Wind howls through the tunnel mouth behind us, and I can feel the tide rising against my thighs. We don’t have minutes anymore.
Adrian leans close, his voice rough with salt and urgency. “We move deeper. There’s a pocket ahead, higher ground.” “Then go,” I say, already bracing the patient’s weight.
He doesn’t argue this time. He just reaches for me again, guiding me forward by the harness, keeping us tethered by more than rope.
The cave narrows to a throat of black stone. Water surges waist-high, forcing us to half-carry, half-drag Luis toward the faint rise ahead. Every time the tide pulls back it feels like the sea trying to steal him from us.
“Keep his head above,” Adrian orders. His breath brushes my temple. “I’ve got him.” My arms burn. “How much farther?” “Ten meters. Maybe less.”
Lightning forks somewhere outside, its flash bleeding pale through the tunnel mouth. For an instant the walls glitter with salt crystals, wet quartz, veins of gold. Then darkness slams back, thicker than before.
Luis groans. The sound is small, fading. I tighten my grip around his shoulders. “Stay with me, Luis. Look at me.” His eyelids flutter. “Cold…” “I know. Just breathe. In for two, out for four.”
Adrian shifts behind me, his hand sliding along my waist to guide me past a jut of stone. It’s purely practical, except my body doesn’t know that. Heat streaks under my ribs where his palm steadies me.
“You’re shaking,” he murmurs. “Adrenaline.” “Fear,” he corrects. “Fine, both.”
The tunnel dips again. We duck under a hanging slab, shoulders scraping rock. Adrian braces his body over mine, shielding me from falling grit. His chest presses to my back, heartbeat hammering through the layers of soaked fabric. For one breath I lean into it, just to feel something human in all this cold.
Then Luis jerks in our grip. “Pressure.. slipping,” Adrian says. “I’ve got it.” I wedge my elbow under the bandage, pressing hard until the bleeding slows. “We’re losing ground. We need elevation now.”
He swings his light upward; the beam catches a ledge a few feet ahead. “There.”
Together we haul Luis onto it, inch by inch. My muscles scream. Adrian boosts me from below, palms flat against my hips, lifting me high enough to pull the deckhand up. The contact sends a shock through me, not lust exactly, but something rawer, elemental. Survival stripped down to skin and breath.

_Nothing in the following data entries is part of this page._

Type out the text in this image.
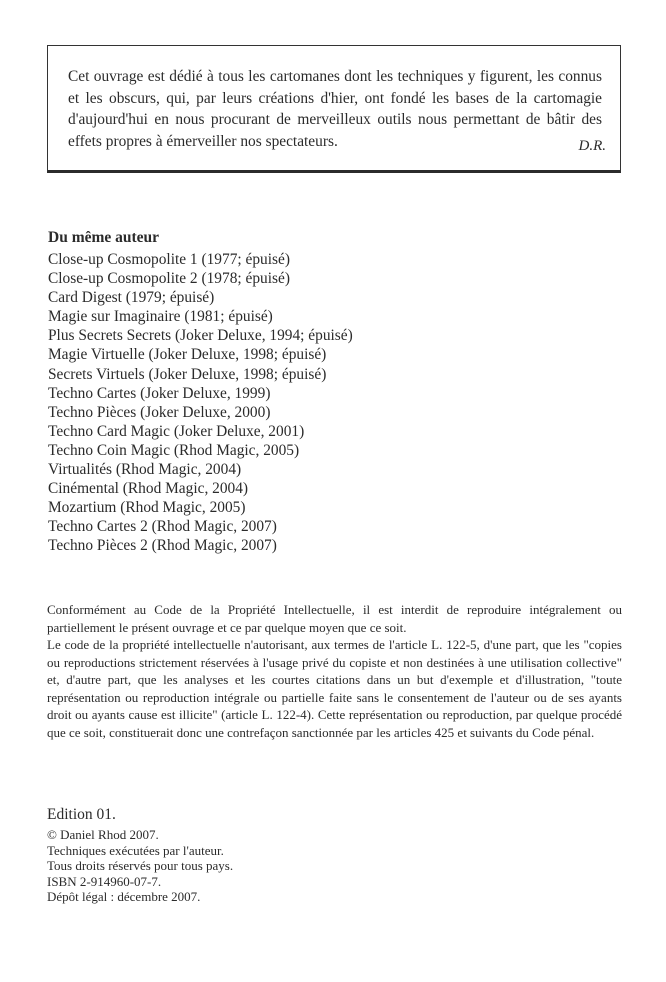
Cet ouvrage est dédié à tous les cartomanes dont les techniques y figurent, les connus et les obscurs, qui, par leurs créations d'hier, ont fondé les bases de la cartomagie d'aujourd'hui en nous procurant de merveilleux outils nous permettant de bâtir des effets propres à émerveiller nos spectateurs.	D.R.
Du même auteur
Close-up Cosmopolite 1 (1977; épuisé)
Close-up Cosmopolite 2 (1978; épuisé)
Card Digest (1979; épuisé)
Magie sur Imaginaire (1981; épuisé)
Plus Secrets Secrets (Joker Deluxe, 1994; épuisé)
Magie Virtuelle (Joker Deluxe, 1998; épuisé)
Secrets Virtuels (Joker Deluxe, 1998; épuisé)
Techno Cartes (Joker Deluxe, 1999)
Techno Pièces (Joker Deluxe, 2000)
Techno Card Magic (Joker Deluxe, 2001)
Techno Coin Magic (Rhod Magic, 2005)
Virtualités (Rhod Magic, 2004)
Cinémental (Rhod Magic, 2004)
Mozartium (Rhod Magic, 2005)
Techno Cartes 2 (Rhod Magic, 2007)
Techno Pièces 2 (Rhod Magic, 2007)
Conformément au Code de la Propriété Intellectuelle, il est interdit de reproduire intégralement ou partiellement le présent ouvrage et ce par quelque moyen que ce soit.
Le code de la propriété intellectuelle n'autorisant, aux termes de l'article L. 122-5, d'une part, que les "copies ou reproductions strictement réservées à l'usage privé du copiste et non destinées à une utilisation collective" et, d'autre part, que les analyses et les courtes citations dans un but d'exemple et d'illustration, "toute représentation ou reproduction intégrale ou partielle faite sans le consentement de l'auteur ou de ses ayants droit ou ayants cause est illicite" (article L. 122-4). Cette représentation ou reproduction, par quelque procédé que ce soit, constituerait donc une contrefaçon sanctionnée par les articles 425 et suivants du Code pénal.
Edition 01.
© Daniel Rhod 2007.
Techniques exécutées par l'auteur.
Tous droits réservés pour tous pays.
ISBN 2-914960-07-7.
Dépôt légal : décembre 2007.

When all three of us collapse onto the rock shelf, I’m gasping. Adrian’s face glistens with salt and sweat; his eyes cut through the dark, wild and focused. “Talk to me,” he says. “Bandage soaked. We need new compression.” He tears a strip from his undershirt without hesitation and hands it over. “Use this.”
The gesture steals my words for a heartbeat. I press the cloth into the wound, feel the warmth of his fingers overlapping mine. Our gloves are gone, our hands slick with blood and seawater, but we work as one rhythm, press, release, check pulse.
Nothing.
I adjust, press again. “Come on,” I whisper. “Don’t you dare.”
Luis exhales a thin, rattling breath. The pulse at his neck flutters, then stalls.
My stomach drops. “Adrian..”
“What?”
“I can’t..” I press harder, harder. “His pulse. I can’t find it.”
For a second the cave goes silent except for the crash of surf outside and our ragged breathing. Adrian’s light trembles, throwing wild shadows over the stone.
“Elara?” His voice is low, stripped bare.
“Grab the bag,” I say, already reaching for the airway kit. My hands won’t stop shaking. “We’re not losing him here.”
Another wave hits, spraying the ledge, soaking everything red again. The light flickers, then dies.